Tragically, decades of smoking and alcohol abuse had taken its toll, and only four years after turning his life around he died of complications arising from heart surgery, just when he seemed on the cusp of a brilliant creative renewal as remarkable as his meteoric rise in the 1930s and 1940s.

Evocatively written by biographer Blake Bell, with dozens of first hand accounts from family, friends and contemporaries; the sad, unjust life of this key figure of comics art is lovingly recounted here with hundreds of artistic examples from school days, army service, commercial and cartoon illustration and many intimate photographs supplementing the treasure trove of comics images. By tracking Everett’s early career as a pulp magazine illustrator, through his pioneering superhero art to the moody masterpieces of the 1950s and the Pop Art comics renaissance of the his later years, Fire and Water offers an opportunity to revel in the mastery of a truly unique pillar of America’s sequential Art establishment.
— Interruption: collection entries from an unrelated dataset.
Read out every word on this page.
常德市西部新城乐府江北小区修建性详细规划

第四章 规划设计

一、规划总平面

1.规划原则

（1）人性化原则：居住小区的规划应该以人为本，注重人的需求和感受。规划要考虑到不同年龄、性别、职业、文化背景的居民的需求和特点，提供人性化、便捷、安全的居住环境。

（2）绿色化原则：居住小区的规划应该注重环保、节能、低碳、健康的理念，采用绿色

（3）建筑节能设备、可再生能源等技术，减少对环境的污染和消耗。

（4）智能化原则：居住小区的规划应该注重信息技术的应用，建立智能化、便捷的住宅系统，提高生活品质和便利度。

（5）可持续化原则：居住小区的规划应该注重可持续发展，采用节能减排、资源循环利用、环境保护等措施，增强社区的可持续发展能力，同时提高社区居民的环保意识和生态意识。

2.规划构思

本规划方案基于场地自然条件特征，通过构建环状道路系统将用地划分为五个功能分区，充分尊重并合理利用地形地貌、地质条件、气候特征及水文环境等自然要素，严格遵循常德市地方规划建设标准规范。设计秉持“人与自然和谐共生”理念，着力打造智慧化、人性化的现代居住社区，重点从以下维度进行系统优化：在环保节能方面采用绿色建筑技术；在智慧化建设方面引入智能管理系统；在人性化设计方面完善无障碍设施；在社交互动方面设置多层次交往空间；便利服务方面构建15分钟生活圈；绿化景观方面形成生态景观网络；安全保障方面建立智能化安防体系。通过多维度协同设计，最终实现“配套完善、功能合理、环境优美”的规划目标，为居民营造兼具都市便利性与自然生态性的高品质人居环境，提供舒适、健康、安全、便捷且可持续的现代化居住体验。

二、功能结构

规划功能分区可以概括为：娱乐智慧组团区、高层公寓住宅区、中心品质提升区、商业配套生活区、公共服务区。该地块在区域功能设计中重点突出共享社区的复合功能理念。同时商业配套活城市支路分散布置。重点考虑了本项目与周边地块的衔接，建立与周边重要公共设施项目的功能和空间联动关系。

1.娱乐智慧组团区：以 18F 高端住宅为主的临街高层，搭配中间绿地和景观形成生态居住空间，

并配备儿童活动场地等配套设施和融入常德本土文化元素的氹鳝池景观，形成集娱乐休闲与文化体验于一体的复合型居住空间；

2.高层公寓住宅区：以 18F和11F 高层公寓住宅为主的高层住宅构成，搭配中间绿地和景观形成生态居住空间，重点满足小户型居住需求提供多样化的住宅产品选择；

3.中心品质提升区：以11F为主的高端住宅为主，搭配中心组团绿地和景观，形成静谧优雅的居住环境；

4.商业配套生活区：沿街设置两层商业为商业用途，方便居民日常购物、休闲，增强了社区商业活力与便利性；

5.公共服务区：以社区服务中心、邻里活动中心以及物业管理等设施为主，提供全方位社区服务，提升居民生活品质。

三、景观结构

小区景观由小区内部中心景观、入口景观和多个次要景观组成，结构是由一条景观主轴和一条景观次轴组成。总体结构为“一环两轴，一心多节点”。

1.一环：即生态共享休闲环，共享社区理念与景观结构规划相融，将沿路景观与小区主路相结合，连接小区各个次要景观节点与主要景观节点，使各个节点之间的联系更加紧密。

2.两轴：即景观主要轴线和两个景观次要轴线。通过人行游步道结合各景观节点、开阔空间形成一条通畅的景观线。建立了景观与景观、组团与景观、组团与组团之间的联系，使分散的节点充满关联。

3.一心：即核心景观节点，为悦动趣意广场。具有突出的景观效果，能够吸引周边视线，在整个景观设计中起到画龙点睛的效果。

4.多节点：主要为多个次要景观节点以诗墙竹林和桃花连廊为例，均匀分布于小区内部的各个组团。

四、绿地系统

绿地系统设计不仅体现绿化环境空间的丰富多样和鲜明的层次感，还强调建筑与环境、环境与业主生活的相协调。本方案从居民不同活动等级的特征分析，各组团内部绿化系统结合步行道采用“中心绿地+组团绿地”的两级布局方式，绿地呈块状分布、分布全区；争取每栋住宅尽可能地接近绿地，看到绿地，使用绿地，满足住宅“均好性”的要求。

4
Most importantly for collectors and art-fans there is a overwhelming abundance of beautiful comics magic; from compelling page layouts, sketches and compositions to bold, vibrant pencils and slick luscious inking, and for we comics cognoscenti, the jackpot of never-before-seen unpublished pages: penciled, inked and camera-ready art-boards, as well as illustrations, family pieces and examples of his non-comics career

Brilliant, captivating, and utterly unmissable, this is the book Bill Everett deserves – and so do you.